▲ The philosopher and feminist Judith Butler.Photo Victor Camacho
Arturo Sanchez Jimenez
Newspaper La Jornada
Saturday November 19, 2022, p. 12
In the contemporary world, hatred has risen to a political position, warned yesterday the American post-structuralist philosopher, activist, teacher and writer Judith Butler (Cleveland, 1965).
The influential thinker of the critical tradition and forerunner of the theory queer gave the keynote address Judgment, freedom, solidarity: thinking with Arendt
at the Old School of Medicine of the National Autonomous University of Mexico (UNAM), which invested her as a doctor honoris causa.
In the Gustavo Baz Prada auditorium, the professor from the University of California called to transcend the egocentric morality that derives from an individualistic conception of responsibility and proposed to bet on collective action against climate change, fascism, police violence and femicide .
raised that When we propose to determine responsibilities, a group of affected people and a subject who is considered responsible beyond accepting what is attributed is assumed.
and said, in many cases the subject that is assumed to be responsible for something is usually conceived as an individual
.
He considered that the speech “that claims me responsibility for a series of issues or people is the same that makes me worry more about myself and can become a form of moral narcissism. And self-blame or judgment can become a form of negative narcissism. When we denounce something unfair with the intention of demonstrating that we personally do not accept injustice, we are acting on an individual level, and that is why the complaints fail.

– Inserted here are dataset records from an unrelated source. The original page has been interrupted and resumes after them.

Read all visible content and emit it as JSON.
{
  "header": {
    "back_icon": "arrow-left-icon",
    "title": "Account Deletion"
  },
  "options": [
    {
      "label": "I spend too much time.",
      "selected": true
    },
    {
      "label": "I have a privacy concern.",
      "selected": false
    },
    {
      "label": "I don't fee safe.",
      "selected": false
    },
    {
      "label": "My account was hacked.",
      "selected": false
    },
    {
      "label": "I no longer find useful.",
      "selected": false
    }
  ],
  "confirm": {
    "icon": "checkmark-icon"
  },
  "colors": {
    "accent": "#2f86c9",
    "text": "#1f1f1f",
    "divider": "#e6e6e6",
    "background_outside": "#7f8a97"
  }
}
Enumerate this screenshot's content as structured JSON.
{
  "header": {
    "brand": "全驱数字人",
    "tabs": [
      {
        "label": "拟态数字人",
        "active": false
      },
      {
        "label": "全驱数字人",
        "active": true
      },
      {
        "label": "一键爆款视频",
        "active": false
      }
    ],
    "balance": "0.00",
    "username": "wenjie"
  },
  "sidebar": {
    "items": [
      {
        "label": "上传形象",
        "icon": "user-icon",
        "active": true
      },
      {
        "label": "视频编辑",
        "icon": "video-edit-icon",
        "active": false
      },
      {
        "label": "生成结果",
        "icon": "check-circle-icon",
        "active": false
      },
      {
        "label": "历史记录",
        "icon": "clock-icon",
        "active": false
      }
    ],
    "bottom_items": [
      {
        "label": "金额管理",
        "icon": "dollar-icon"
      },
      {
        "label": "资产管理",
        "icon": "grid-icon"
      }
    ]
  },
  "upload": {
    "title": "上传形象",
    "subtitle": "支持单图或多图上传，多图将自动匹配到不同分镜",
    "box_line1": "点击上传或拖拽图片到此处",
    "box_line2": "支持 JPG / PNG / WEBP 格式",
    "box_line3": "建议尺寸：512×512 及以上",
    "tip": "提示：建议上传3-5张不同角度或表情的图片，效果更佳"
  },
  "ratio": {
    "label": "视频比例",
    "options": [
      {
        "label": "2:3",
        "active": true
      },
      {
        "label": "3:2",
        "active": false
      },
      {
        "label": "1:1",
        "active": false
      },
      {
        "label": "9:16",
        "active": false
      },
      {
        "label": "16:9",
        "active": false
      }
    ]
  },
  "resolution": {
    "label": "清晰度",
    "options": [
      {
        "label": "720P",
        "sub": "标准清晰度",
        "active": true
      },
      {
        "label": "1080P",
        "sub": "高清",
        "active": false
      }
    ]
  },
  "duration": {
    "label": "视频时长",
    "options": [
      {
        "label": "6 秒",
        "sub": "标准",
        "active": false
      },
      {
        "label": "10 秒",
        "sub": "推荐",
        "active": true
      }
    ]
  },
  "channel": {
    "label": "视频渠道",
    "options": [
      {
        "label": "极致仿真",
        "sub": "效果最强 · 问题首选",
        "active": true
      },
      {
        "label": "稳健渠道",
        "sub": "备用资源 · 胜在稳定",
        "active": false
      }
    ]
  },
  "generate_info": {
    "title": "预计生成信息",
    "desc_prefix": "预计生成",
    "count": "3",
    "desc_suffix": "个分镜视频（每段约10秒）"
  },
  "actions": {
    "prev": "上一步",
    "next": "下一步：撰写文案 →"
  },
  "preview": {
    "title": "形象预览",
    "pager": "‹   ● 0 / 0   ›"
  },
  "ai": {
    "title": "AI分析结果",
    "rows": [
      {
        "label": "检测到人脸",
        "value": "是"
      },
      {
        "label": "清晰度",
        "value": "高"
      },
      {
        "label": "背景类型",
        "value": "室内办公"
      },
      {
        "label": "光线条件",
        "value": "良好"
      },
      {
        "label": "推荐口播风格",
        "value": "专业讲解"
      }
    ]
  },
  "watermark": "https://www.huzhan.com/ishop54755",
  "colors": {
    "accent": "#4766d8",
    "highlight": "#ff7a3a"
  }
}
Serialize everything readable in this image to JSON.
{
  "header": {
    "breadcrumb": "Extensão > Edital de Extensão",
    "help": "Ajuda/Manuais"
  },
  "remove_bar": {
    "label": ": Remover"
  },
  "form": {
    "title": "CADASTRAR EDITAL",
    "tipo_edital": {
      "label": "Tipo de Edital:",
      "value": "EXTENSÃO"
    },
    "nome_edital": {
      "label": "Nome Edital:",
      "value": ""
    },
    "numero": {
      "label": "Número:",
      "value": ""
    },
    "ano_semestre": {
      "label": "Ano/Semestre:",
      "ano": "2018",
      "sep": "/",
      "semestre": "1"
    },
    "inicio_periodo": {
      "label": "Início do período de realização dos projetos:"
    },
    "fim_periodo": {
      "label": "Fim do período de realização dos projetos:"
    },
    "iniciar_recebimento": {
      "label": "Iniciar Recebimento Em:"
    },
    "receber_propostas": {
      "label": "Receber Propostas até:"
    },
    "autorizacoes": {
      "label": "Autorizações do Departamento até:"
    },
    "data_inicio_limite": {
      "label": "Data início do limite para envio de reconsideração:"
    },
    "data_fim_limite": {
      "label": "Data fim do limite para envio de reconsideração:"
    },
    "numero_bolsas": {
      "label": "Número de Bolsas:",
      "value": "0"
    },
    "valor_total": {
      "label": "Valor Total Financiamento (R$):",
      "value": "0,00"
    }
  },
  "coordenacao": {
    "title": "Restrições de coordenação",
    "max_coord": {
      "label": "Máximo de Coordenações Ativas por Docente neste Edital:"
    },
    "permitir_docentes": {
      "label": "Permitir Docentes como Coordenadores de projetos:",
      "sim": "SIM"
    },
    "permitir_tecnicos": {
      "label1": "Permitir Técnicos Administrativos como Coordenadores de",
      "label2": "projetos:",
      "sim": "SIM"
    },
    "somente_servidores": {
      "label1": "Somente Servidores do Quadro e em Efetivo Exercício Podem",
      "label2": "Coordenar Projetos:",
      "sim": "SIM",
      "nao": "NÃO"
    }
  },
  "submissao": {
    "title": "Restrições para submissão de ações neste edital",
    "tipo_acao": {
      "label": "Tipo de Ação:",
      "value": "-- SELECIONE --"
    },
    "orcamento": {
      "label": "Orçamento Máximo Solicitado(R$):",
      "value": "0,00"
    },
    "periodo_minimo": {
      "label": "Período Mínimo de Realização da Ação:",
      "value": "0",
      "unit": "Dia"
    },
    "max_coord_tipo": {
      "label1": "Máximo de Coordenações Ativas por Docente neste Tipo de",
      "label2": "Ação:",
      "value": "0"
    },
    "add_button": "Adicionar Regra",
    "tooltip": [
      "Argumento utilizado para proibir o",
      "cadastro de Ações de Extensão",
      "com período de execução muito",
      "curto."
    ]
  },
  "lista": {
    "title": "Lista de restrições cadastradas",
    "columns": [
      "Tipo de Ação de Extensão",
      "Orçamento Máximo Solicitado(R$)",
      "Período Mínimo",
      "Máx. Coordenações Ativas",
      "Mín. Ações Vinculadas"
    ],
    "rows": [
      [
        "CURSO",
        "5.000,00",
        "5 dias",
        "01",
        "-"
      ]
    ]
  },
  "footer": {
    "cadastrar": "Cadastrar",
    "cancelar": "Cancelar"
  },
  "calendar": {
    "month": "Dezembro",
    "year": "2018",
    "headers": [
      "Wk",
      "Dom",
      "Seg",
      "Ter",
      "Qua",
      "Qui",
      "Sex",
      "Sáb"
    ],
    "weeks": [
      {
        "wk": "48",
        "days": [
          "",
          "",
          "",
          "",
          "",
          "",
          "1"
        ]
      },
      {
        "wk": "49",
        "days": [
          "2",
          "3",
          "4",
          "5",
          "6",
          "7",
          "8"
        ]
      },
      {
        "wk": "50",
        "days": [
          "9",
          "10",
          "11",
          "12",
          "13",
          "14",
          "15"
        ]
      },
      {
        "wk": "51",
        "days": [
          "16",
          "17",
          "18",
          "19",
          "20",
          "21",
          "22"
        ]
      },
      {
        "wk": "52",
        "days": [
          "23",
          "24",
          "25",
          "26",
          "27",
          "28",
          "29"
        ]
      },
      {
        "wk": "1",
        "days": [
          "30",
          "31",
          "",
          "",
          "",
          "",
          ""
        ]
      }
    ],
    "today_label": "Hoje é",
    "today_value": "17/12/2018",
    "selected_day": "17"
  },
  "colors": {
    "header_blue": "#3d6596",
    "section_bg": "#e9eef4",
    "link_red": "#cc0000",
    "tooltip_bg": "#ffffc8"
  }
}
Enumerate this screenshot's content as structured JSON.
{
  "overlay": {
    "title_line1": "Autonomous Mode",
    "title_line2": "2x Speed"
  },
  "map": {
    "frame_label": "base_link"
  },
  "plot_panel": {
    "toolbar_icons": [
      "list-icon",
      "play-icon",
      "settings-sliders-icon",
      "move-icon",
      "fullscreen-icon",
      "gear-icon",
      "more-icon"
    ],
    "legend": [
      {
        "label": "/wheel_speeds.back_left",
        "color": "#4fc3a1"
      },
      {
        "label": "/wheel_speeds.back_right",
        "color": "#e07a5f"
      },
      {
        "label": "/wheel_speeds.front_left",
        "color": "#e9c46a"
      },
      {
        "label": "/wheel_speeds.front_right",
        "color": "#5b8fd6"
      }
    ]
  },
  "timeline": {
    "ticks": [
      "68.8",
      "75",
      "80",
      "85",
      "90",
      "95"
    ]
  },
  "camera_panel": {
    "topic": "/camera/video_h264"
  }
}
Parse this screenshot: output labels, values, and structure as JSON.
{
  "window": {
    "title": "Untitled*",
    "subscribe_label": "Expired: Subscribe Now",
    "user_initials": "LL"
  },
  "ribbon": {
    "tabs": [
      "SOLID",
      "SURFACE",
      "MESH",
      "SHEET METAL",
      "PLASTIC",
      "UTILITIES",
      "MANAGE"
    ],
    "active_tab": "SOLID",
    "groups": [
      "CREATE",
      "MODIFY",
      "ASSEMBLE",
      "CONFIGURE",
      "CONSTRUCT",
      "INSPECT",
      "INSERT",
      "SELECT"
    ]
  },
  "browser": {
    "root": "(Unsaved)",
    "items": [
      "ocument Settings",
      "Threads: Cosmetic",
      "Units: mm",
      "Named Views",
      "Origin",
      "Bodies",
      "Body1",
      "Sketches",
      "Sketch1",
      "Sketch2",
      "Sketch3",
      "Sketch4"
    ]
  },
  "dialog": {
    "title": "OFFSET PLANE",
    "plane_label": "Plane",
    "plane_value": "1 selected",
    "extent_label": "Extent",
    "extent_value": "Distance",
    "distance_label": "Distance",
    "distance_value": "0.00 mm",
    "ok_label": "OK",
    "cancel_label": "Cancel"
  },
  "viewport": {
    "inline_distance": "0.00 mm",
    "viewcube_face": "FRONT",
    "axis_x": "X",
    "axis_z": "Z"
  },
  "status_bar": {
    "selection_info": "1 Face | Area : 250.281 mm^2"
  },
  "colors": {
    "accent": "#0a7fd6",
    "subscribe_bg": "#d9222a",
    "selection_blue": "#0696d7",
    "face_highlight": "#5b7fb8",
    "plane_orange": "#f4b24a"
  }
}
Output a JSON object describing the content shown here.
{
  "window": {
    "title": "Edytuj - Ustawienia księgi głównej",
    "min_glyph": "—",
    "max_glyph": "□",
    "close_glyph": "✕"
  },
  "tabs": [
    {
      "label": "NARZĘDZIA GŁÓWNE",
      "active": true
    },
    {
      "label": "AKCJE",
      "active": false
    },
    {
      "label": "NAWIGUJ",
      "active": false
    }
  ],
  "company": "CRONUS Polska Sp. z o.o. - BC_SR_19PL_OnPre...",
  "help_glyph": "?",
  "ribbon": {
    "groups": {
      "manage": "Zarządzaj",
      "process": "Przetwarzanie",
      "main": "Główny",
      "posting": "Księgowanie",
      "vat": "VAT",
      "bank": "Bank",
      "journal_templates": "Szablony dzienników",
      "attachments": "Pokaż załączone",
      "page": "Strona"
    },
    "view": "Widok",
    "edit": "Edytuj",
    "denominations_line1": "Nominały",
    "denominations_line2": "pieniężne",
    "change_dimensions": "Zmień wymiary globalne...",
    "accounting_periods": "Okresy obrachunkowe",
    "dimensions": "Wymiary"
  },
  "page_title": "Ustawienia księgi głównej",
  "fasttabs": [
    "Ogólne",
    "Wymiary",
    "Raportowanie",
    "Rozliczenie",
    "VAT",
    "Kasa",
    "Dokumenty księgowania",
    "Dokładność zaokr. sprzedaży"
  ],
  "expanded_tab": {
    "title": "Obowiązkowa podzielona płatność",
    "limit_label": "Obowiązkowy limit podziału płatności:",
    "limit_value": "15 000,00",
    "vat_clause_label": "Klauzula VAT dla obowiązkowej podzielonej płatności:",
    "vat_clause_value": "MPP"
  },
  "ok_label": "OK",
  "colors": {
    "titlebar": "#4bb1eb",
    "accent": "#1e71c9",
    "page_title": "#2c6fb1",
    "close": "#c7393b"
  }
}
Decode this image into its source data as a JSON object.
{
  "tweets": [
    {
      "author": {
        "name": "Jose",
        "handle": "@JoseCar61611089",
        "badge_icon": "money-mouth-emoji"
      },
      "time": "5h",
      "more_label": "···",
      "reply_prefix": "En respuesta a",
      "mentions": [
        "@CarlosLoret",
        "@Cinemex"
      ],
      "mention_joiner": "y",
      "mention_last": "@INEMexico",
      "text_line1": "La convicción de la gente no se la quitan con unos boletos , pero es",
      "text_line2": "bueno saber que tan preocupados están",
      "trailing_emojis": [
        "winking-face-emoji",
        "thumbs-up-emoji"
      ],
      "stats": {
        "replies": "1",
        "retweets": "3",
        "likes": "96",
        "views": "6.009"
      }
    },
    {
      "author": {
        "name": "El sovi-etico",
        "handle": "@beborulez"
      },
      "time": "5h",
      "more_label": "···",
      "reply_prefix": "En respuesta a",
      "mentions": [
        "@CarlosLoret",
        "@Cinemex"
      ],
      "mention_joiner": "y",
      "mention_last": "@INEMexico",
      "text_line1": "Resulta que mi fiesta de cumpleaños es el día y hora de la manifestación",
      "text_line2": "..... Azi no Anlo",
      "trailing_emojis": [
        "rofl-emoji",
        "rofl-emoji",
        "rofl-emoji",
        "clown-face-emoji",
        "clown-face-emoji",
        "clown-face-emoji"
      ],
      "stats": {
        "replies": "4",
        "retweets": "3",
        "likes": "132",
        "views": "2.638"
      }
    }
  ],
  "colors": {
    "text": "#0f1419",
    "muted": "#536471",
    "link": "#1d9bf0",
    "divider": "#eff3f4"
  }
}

We will not change the world if we insist on moving away from collective action
he declared.
“We have seen students demonstrate against feminicide, feminists against rape, violence, indigenous people for the murder of activists or relatives of the 43 Ayotzinapa students and those who are looking for the disappeared in Mexico, all the people who gathers without authorization to collectively demand justice from the authorities.
Our task is to live, think and act in collective and experiential, performative ways.
and that they reciprocally include living beings and the planet on which we live, he affirmed.